# feature_engineering_homework

The goal of this notebook is to create some new features using our test dataset.

In [2]:
import pandas as pd
import numpy as np

# Example synthetic data (replace with your project dataset)
df = pd.read_csv('data/HMC.csv')
df.head()

Unnamed: 0,Date,Open,High,Low,Close,Adj Close,Volume
0,2020-01-02,28.6,28.65,28.459999,28.639999,26.480253,262800
1,2020-01-03,28.25,28.379999,28.08,28.129999,26.008713,663600
2,2020-01-06,27.719999,28.059999,27.719999,28.049999,25.934746,463000
3,2020-01-07,28.389999,28.389999,28.18,28.209999,26.082678,341800
4,2020-01-08,27.99,28.219999,27.99,28.129999,26.008713,264200


## Implementing 2 new features

In [3]:
# New feature 1: Get the daily returns of the 'Close' price
df['daily_returns'] = df['Close'].diff() / df['Close'].shift(1)
df['daily_returns'].fillna(0, inplace=True)  # Handle NaN for the first row
# Alternative: df['daily_returns'] = df['Close'].pct_change()

The behavior will change in pandas 3.0. This inplace method will never work because the intermediate object on which we are setting values always behaves as a copy.
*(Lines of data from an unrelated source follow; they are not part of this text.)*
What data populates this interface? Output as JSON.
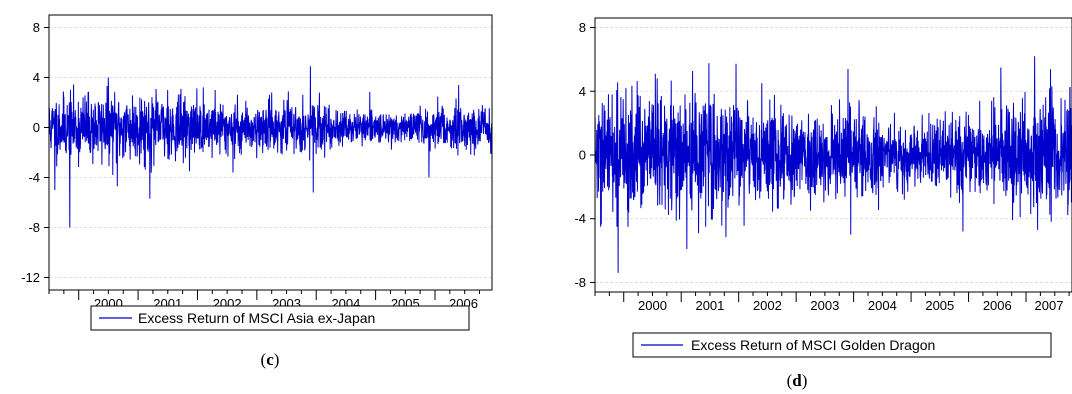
{
  "chart_data": [
    {
      "type": "line",
      "caption_open": "(",
      "caption_letter": "c",
      "caption_close": ")",
      "ylim": [
        -13,
        9
      ],
      "yticks": [
        8,
        4,
        0,
        -4,
        -8,
        -12
      ],
      "x_range": [
        1999.5,
        2006.96
      ],
      "x_ticks": [
        "2000",
        "2001",
        "2002",
        "2003",
        "2004",
        "2005",
        "2006"
      ],
      "grid": true,
      "legend_position": "bottom-center",
      "series": [
        {
          "name": "Excess Return of MSCI Asia ex-Japan",
          "color": "#0000cc",
          "sampling": "daily",
          "base_vol": 1.1,
          "vol_profile": [
            [
              1999.5,
              1.3
            ],
            [
              2001.0,
              1.5
            ],
            [
              2002.0,
              1.2
            ],
            [
              2003.0,
              1.0
            ],
            [
              2004.0,
              1.0
            ],
            [
              2004.5,
              0.7
            ],
            [
              2005.5,
              0.6
            ],
            [
              2006.3,
              1.0
            ],
            [
              2006.96,
              0.9
            ]
          ],
          "spikes": [
            {
              "x": 1999.6,
              "y": -5.0
            },
            {
              "x": 1999.75,
              "y": 2.4
            },
            {
              "x": 1999.85,
              "y": -8.0
            },
            {
              "x": 2000.5,
              "y": 4.0
            },
            {
              "x": 2000.65,
              "y": -4.7
            },
            {
              "x": 2001.2,
              "y": -5.7
            },
            {
              "x": 2001.5,
              "y": 3.0
            },
            {
              "x": 2002.3,
              "y": 3.0
            },
            {
              "x": 2002.6,
              "y": -3.6
            },
            {
              "x": 2003.25,
              "y": 2.8
            },
            {
              "x": 2003.9,
              "y": 4.9
            },
            {
              "x": 2003.95,
              "y": -5.2
            },
            {
              "x": 2005.9,
              "y": -4.0
            },
            {
              "x": 2006.4,
              "y": 3.4
            }
          ]
        }
      ]
    },
    {
      "type": "line",
      "caption_open": "(",
      "caption_letter": "d",
      "caption_close": ")",
      "ylim": [
        -8.6,
        8.6
      ],
      "yticks": [
        8,
        4,
        0,
        -4,
        -8
      ],
      "x_range": [
        1999.5,
        2007.8
      ],
      "x_ticks": [
        "2000",
        "2001",
        "2002",
        "2003",
        "2004",
        "2005",
        "2006",
        "2007"
      ],
      "grid": true,
      "legend_position": "bottom-center",
      "series": [
        {
          "name": "Excess Return of MSCI Golden Dragon",
          "color": "#0000cc",
          "sampling": "daily",
          "base_vol": 1.4,
          "vol_profile": [
            [
              1999.5,
              1.4
            ],
            [
              2000.3,
              1.5
            ],
            [
              2001.0,
              1.6
            ],
            [
              2002.0,
              1.4
            ],
            [
              2003.0,
              1.2
            ],
            [
              2004.2,
              1.2
            ],
            [
              2004.5,
              0.9
            ],
            [
              2005.5,
              0.8
            ],
            [
              2006.5,
              1.1
            ],
            [
              2007.3,
              1.6
            ],
            [
              2007.8,
              1.5
            ]
          ],
          "spikes": [
            {
              "x": 1999.6,
              "y": -4.5
            },
            {
              "x": 1999.8,
              "y": 3.8
            },
            {
              "x": 1999.9,
              "y": -7.4
            },
            {
              "x": 2000.55,
              "y": 5.1
            },
            {
              "x": 2001.1,
              "y": -5.9
            },
            {
              "x": 2002.4,
              "y": 4.5
            },
            {
              "x": 2003.25,
              "y": -3.5
            },
            {
              "x": 2003.9,
              "y": 5.4
            },
            {
              "x": 2003.95,
              "y": -5.0
            },
            {
              "x": 2005.9,
              "y": -4.8
            },
            {
              "x": 2006.4,
              "y": 3.4
            },
            {
              "x": 2007.15,
              "y": 6.2
            },
            {
              "x": 2007.2,
              "y": -4.7
            },
            {
              "x": 2007.45,
              "y": 4.3
            }
          ]
        }
      ]
    }
  ]
}
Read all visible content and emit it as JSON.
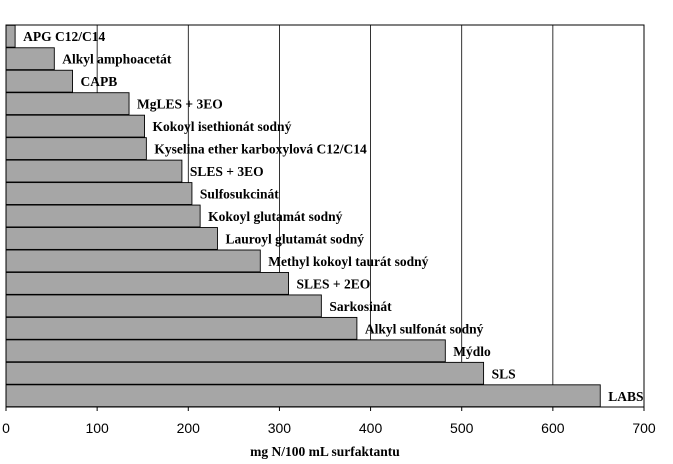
{
  "chart_data": {
    "type": "bar",
    "orientation": "horizontal",
    "categories": [
      "APG C12/C14",
      "Alkyl amphoacetát",
      "CAPB",
      "MgLES + 3EO",
      "Kokoyl isethionát sodný",
      "Kyselina ether karboxylová C12/C14",
      "SLES + 3EO",
      "Sulfosukcinát",
      "Kokoyl glutamát sodný",
      "Lauroyl glutamát sodný",
      "Methyl kokoyl taurát sodný",
      "SLES + 2EO",
      "Sarkosinát",
      "Alkyl sulfonát sodný",
      "Mýdlo",
      "SLS",
      "LABS"
    ],
    "values": [
      10,
      53,
      73,
      135,
      152,
      154,
      193,
      204,
      213,
      232,
      279,
      310,
      346,
      385,
      482,
      524,
      652
    ],
    "xlabel": "mg N/100 mL surfaktantu",
    "xlim": [
      0,
      700
    ],
    "xticks": [
      0,
      100,
      200,
      300,
      400,
      500,
      600,
      700
    ],
    "grid": "vertical",
    "bar_color": "#a6a6a6",
    "bar_edge_color": "#000000"
  }
}
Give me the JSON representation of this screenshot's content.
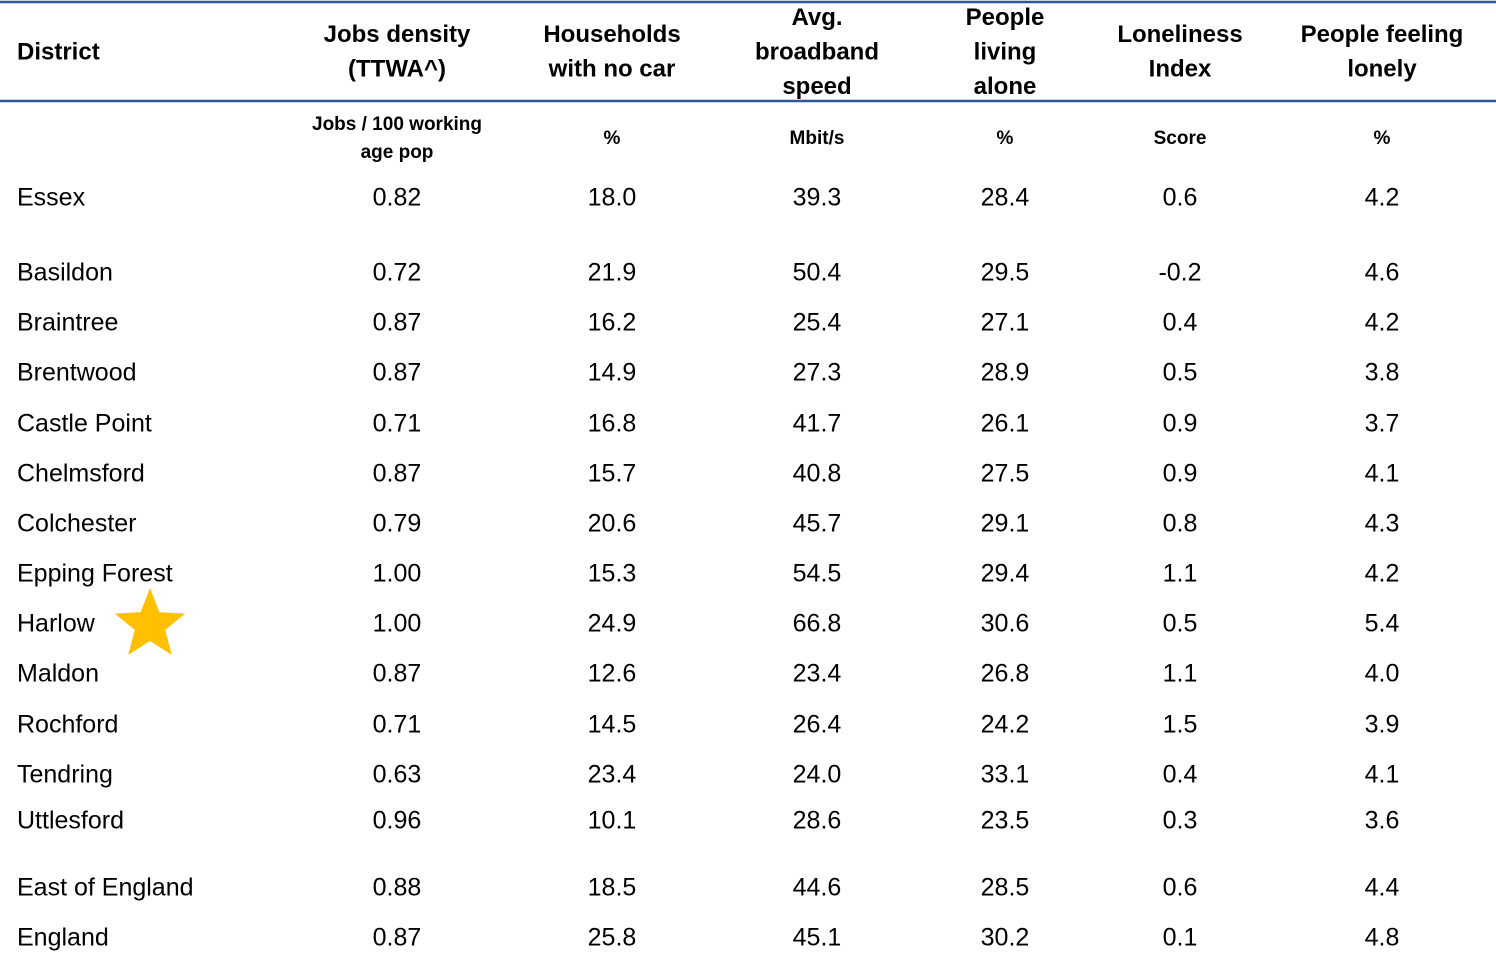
{
  "table": {
    "header": [
      [
        "District"
      ],
      [
        "Jobs density",
        "(TTWA^)"
      ],
      [
        "Households",
        "with no car"
      ],
      [
        "Avg.",
        "broadband",
        "speed"
      ],
      [
        "People",
        "living",
        "alone"
      ],
      [
        "Loneliness",
        "Index"
      ],
      [
        "People feeling",
        "lonely"
      ]
    ],
    "units": [
      [
        "Jobs / 100 working",
        "age pop"
      ],
      [
        "%"
      ],
      [
        "Mbit/s"
      ],
      [
        "%"
      ],
      [
        "Score"
      ],
      [
        "%"
      ]
    ],
    "rows": [
      [
        "Essex",
        "0.82",
        "18.0",
        "39.3",
        "28.4",
        "0.6",
        "4.2"
      ],
      [
        "Basildon",
        "0.72",
        "21.9",
        "50.4",
        "29.5",
        "-0.2",
        "4.6"
      ],
      [
        "Braintree",
        "0.87",
        "16.2",
        "25.4",
        "27.1",
        "0.4",
        "4.2"
      ],
      [
        "Brentwood",
        "0.87",
        "14.9",
        "27.3",
        "28.9",
        "0.5",
        "3.8"
      ],
      [
        "Castle Point",
        "0.71",
        "16.8",
        "41.7",
        "26.1",
        "0.9",
        "3.7"
      ],
      [
        "Chelmsford",
        "0.87",
        "15.7",
        "40.8",
        "27.5",
        "0.9",
        "4.1"
      ],
      [
        "Colchester",
        "0.79",
        "20.6",
        "45.7",
        "29.1",
        "0.8",
        "4.3"
      ],
      [
        "Epping Forest",
        "1.00",
        "15.3",
        "54.5",
        "29.4",
        "1.1",
        "4.2"
      ],
      [
        "Harlow",
        "1.00",
        "24.9",
        "66.8",
        "30.6",
        "0.5",
        "5.4"
      ],
      [
        "Maldon",
        "0.87",
        "12.6",
        "23.4",
        "26.8",
        "1.1",
        "4.0"
      ],
      [
        "Rochford",
        "0.71",
        "14.5",
        "26.4",
        "24.2",
        "1.5",
        "3.9"
      ],
      [
        "Tendring",
        "0.63",
        "23.4",
        "24.0",
        "33.1",
        "0.4",
        "4.1"
      ],
      [
        "Uttlesford",
        "0.96",
        "10.1",
        "28.6",
        "23.5",
        "0.3",
        "3.6"
      ],
      [
        "East of England",
        "0.88",
        "18.5",
        "44.6",
        "28.5",
        "0.6",
        "4.4"
      ],
      [
        "England",
        "0.87",
        "25.8",
        "45.1",
        "30.2",
        "0.1",
        "4.8"
      ]
    ]
  }
}
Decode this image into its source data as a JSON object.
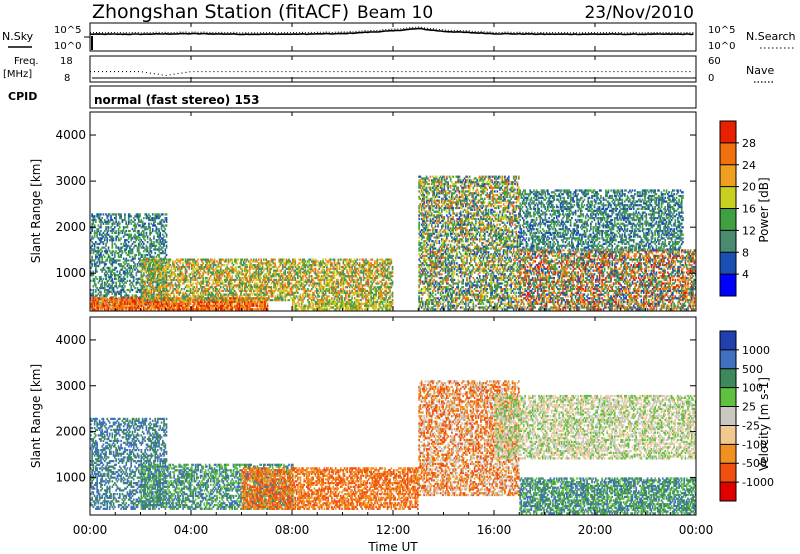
{
  "header": {
    "station": "Zhongshan Station (fitACF)",
    "beam": "Beam 10",
    "date": "23/Nov/2010",
    "cpid_label": "CPID",
    "mode_text": "normal (fast stereo) 153"
  },
  "noise_panel": {
    "left_label": "N.Sky",
    "right_label": "N.Search",
    "left_ticks": [
      "10^5",
      "10^0"
    ],
    "right_ticks": [
      "10^5",
      "10^0"
    ]
  },
  "freq_panel": {
    "left_label_1": "Freq.",
    "left_label_2": "[MHz]",
    "right_label": "Nave",
    "left_ticks": [
      "18",
      "8"
    ],
    "right_ticks": [
      "60",
      "0"
    ]
  },
  "x_axis": {
    "label": "Time UT",
    "ticks": [
      "00:00",
      "04:00",
      "08:00",
      "12:00",
      "16:00",
      "20:00",
      "00:00"
    ]
  },
  "y_axis": {
    "label": "Slant Range [km]",
    "ticks": [
      "1000",
      "2000",
      "3000",
      "4000"
    ]
  },
  "power_scale": {
    "label": "Power [dB]",
    "ticks": [
      "4",
      "8",
      "12",
      "16",
      "20",
      "24",
      "28"
    ],
    "colors": [
      "#0000ff",
      "#1a4fb4",
      "#4a8a6e",
      "#3ea03e",
      "#c8d020",
      "#f0a020",
      "#f07010",
      "#e82000"
    ]
  },
  "velocity_scale": {
    "label": "Velocity [m s-1]",
    "ticks": [
      "1000",
      "500",
      "100",
      "25",
      "-25",
      "-100",
      "-500",
      "-1000"
    ],
    "colors": [
      "#2040b0",
      "#4070c0",
      "#3c8a5a",
      "#60c040",
      "#c8c8c0",
      "#f0c890",
      "#f09020",
      "#f05010",
      "#e00000"
    ]
  },
  "chart_data": [
    {
      "type": "line",
      "title": "N.Sky / N.Search",
      "x": [
        0,
        2,
        4,
        6,
        8,
        10,
        12,
        13,
        14,
        16,
        18,
        20,
        22,
        24
      ],
      "series": [
        {
          "name": "N.Sky",
          "values": [
            3.0,
            3.0,
            3.1,
            3.0,
            3.0,
            3.1,
            3.6,
            4.0,
            3.5,
            3.1,
            3.0,
            3.0,
            3.0,
            3.0
          ]
        }
      ],
      "ylim": [
        0,
        5
      ]
    },
    {
      "type": "scatter",
      "title": "Freq / Nave",
      "x": [
        0,
        2,
        3,
        4,
        6,
        8,
        12,
        16,
        20,
        24
      ],
      "series": [
        {
          "name": "Freq.",
          "values": [
            12,
            12,
            10.5,
            12,
            12,
            12,
            12,
            12,
            12,
            12
          ]
        }
      ],
      "ylim": [
        8,
        18
      ]
    },
    {
      "type": "heatmap",
      "title": "Power",
      "xlabel": "Time UT",
      "ylabel": "Slant Range [km]",
      "xlim": [
        0,
        24
      ],
      "ylim": [
        180,
        4500
      ],
      "colorbar_label": "Power [dB]",
      "regions": [
        {
          "t0": 0.0,
          "t1": 3.0,
          "r0": 300,
          "r1": 2300,
          "density": 0.45,
          "levels": [
            4,
            8,
            12
          ]
        },
        {
          "t0": 0.0,
          "t1": 7.0,
          "r0": 200,
          "r1": 450,
          "density": 0.85,
          "levels": [
            20,
            24,
            28
          ]
        },
        {
          "t0": 2.0,
          "t1": 12.0,
          "r0": 400,
          "r1": 1300,
          "density": 0.6,
          "levels": [
            8,
            12,
            16,
            20,
            24
          ]
        },
        {
          "t0": 8.0,
          "t1": 12.0,
          "r0": 200,
          "r1": 400,
          "density": 0.7,
          "levels": [
            12,
            16,
            20
          ]
        },
        {
          "t0": 13.0,
          "t1": 17.0,
          "r0": 200,
          "r1": 3100,
          "density": 0.55,
          "levels": [
            4,
            8,
            12,
            16,
            24
          ]
        },
        {
          "t0": 17.0,
          "t1": 24.0,
          "r0": 200,
          "r1": 1500,
          "density": 0.6,
          "levels": [
            4,
            8,
            12,
            20,
            24,
            28
          ]
        },
        {
          "t0": 17.0,
          "t1": 23.5,
          "r0": 1500,
          "r1": 2800,
          "density": 0.5,
          "levels": [
            4,
            8,
            12
          ]
        }
      ]
    },
    {
      "type": "heatmap",
      "title": "Velocity",
      "xlabel": "Time UT",
      "ylabel": "Slant Range [km]",
      "xlim": [
        0,
        24
      ],
      "ylim": [
        180,
        4500
      ],
      "colorbar_label": "Velocity [m s-1]",
      "regions": [
        {
          "t0": 0.0,
          "t1": 3.0,
          "r0": 300,
          "r1": 2300,
          "density": 0.45,
          "levels": [
            1000,
            500
          ]
        },
        {
          "t0": 2.0,
          "t1": 8.0,
          "r0": 300,
          "r1": 1300,
          "density": 0.55,
          "levels": [
            1000,
            500,
            100
          ]
        },
        {
          "t0": 6.0,
          "t1": 13.0,
          "r0": 300,
          "r1": 1200,
          "density": 0.6,
          "levels": [
            -100,
            -500
          ]
        },
        {
          "t0": 13.0,
          "t1": 17.0,
          "r0": 600,
          "r1": 3100,
          "density": 0.55,
          "levels": [
            -100,
            -500,
            25
          ]
        },
        {
          "t0": 17.0,
          "t1": 24.0,
          "r0": 200,
          "r1": 1000,
          "density": 0.65,
          "levels": [
            100,
            500,
            1000
          ]
        },
        {
          "t0": 16.0,
          "t1": 24.0,
          "r0": 1400,
          "r1": 2800,
          "density": 0.55,
          "levels": [
            25,
            -25,
            100
          ]
        }
      ]
    }
  ]
}
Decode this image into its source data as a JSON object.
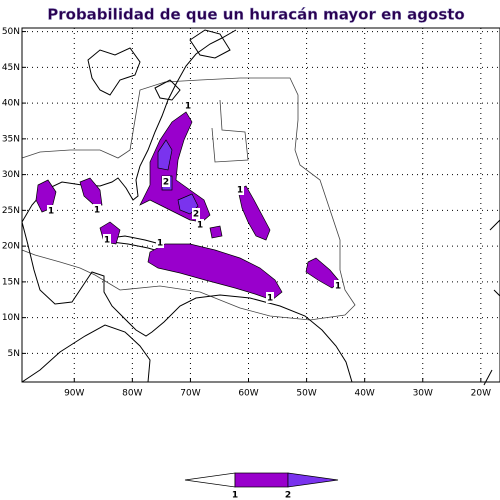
{
  "map": {
    "title": "Probabilidad de que un huracán mayor en agosto",
    "xlim": [
      -99,
      -16.7
    ],
    "ylim": [
      1,
      50.5
    ],
    "xticks": [
      {
        "value": -90,
        "label": "90W"
      },
      {
        "value": -80,
        "label": "80W"
      },
      {
        "value": -70,
        "label": "70W"
      },
      {
        "value": -60,
        "label": "60W"
      },
      {
        "value": -50,
        "label": "50W"
      },
      {
        "value": -40,
        "label": "40W"
      },
      {
        "value": -30,
        "label": "30W"
      },
      {
        "value": -20,
        "label": "20W"
      }
    ],
    "yticks": [
      {
        "value": 5,
        "label": "5N"
      },
      {
        "value": 10,
        "label": "10N"
      },
      {
        "value": 15,
        "label": "15N"
      },
      {
        "value": 20,
        "label": "20N"
      },
      {
        "value": 25,
        "label": "25N"
      },
      {
        "value": 30,
        "label": "30N"
      },
      {
        "value": 35,
        "label": "35N"
      },
      {
        "value": 40,
        "label": "40N"
      },
      {
        "value": 45,
        "label": "45N"
      },
      {
        "value": 50,
        "label": "50N"
      }
    ],
    "contour_labels": [
      "1",
      "2",
      "2",
      "1",
      "1",
      "1",
      "1",
      "1",
      "1",
      "1",
      "1"
    ],
    "colorbar_labels": [
      "1",
      "2"
    ]
  }
}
For example, when doing 'df[col].method(value, inplace=True)', try using 'df.method({col: value}, inplace=True)' or df[col] = df[col].method(value) instead, to perform the operation inplace on the original object.


  df['daily_returns'].fillna(0, inplace=True)  # Handle NaN for the first row


### Reason
When dealing with stock prices, daily returns are a crucial feature that captures the percentage change in price from one day to the next. This feature is often more informative than raw prices for modeling purposes, as it normalizes the data and highlights volatility and trends.

In [4]:
# New feature 2: square the 'Close' price to capture non-linear effects
df['close_squared'] = df['Close'] ** 2

### Reason
The reason we are squaring the close price is because we want to capture non-linear effects.